Os pedidos de mudança na alimentação e nutrição ganharam ainda mais força recentemente, com o lançamento de um relatório elaborado por uma comissão internacional da revista médica “The Lancet”. As diretrizes reivindicam uma revisão significativa na produção de alimentos e hábitos alimentares, ou o que um dos autores do estudo chamou de “nada menos que uma nova revolução agrícola global”. A Comissão EAT-Lancet pediu uma “mudança abrangente” nas dietas ao redor do mundo, incluindo a redução do consumo de carne pela metade, e demandou que governos considerem a sustentabilidade nas orientações alimentares.
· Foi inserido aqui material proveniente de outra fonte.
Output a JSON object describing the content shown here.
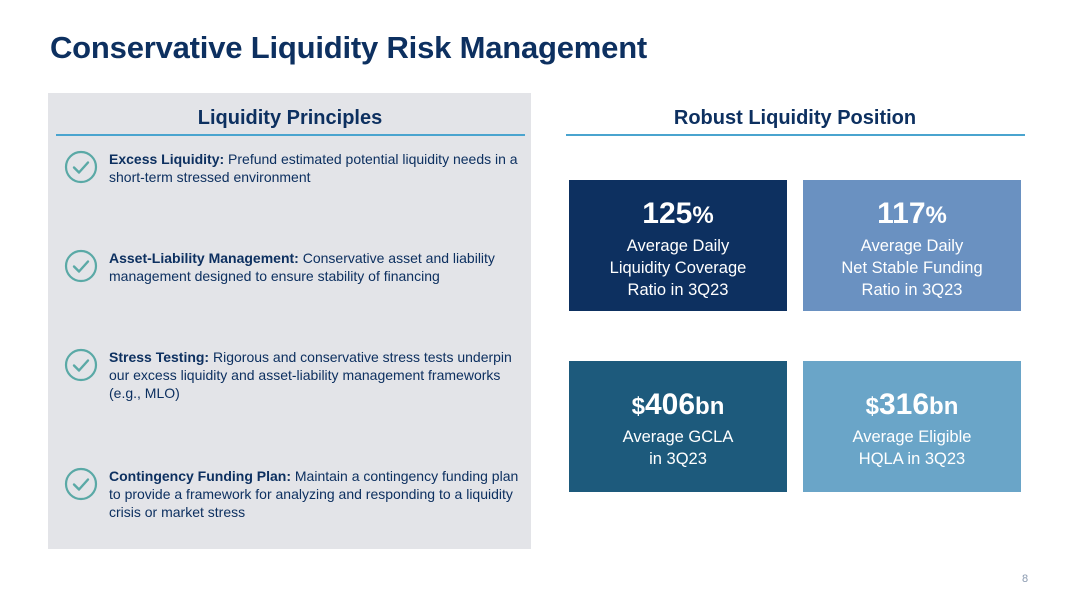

Outro estudo recente, publicado na revista “Nature”, também mostra como os “impactos na produção de alimentos” ligados à mudança climática vêm aumentando globalmente, colocando a segurança alimentar em risco. Os pesquisadores identificaram cerca de 230 impactos em 134 países entre 1961 e 2013, e disseram que essa frequência vem aumentando constantemente. Esses impactos ameaçam desestabilizar o suprimento global de alimentos e elevam as taxas globais de fome, que também começaram a aumentar nos últimos anos.

Pelo lado positivo, há sinais de que a pressão da comunidade acadêmica e de investidores está começando a mudar o comportamento corporativo. Na semana passada, o Burger King anunciou planos para implantar o “Impossible Burger” (hambúrguer vegetariano) em áreas selecionadas e depois expandir pelos Estados Unidos. O White Castle fez o mesmo no início deste ano. Parece que a cada semana há um novo lanche vegano ou vegetariano de uma rede de fast-food.

E é melhor que esses restaurantes comecem a tomar atitudes. Caso contrário, os investidores podem transferir seu capital para outro lugar. A oferta pública da Beyond Meat, produtora de substitutos de carne à base de plantas, é provavelmente a primeira nessa onda de empresas alimentícias de capital aberto que lutam por um futuro mais verde e saudável.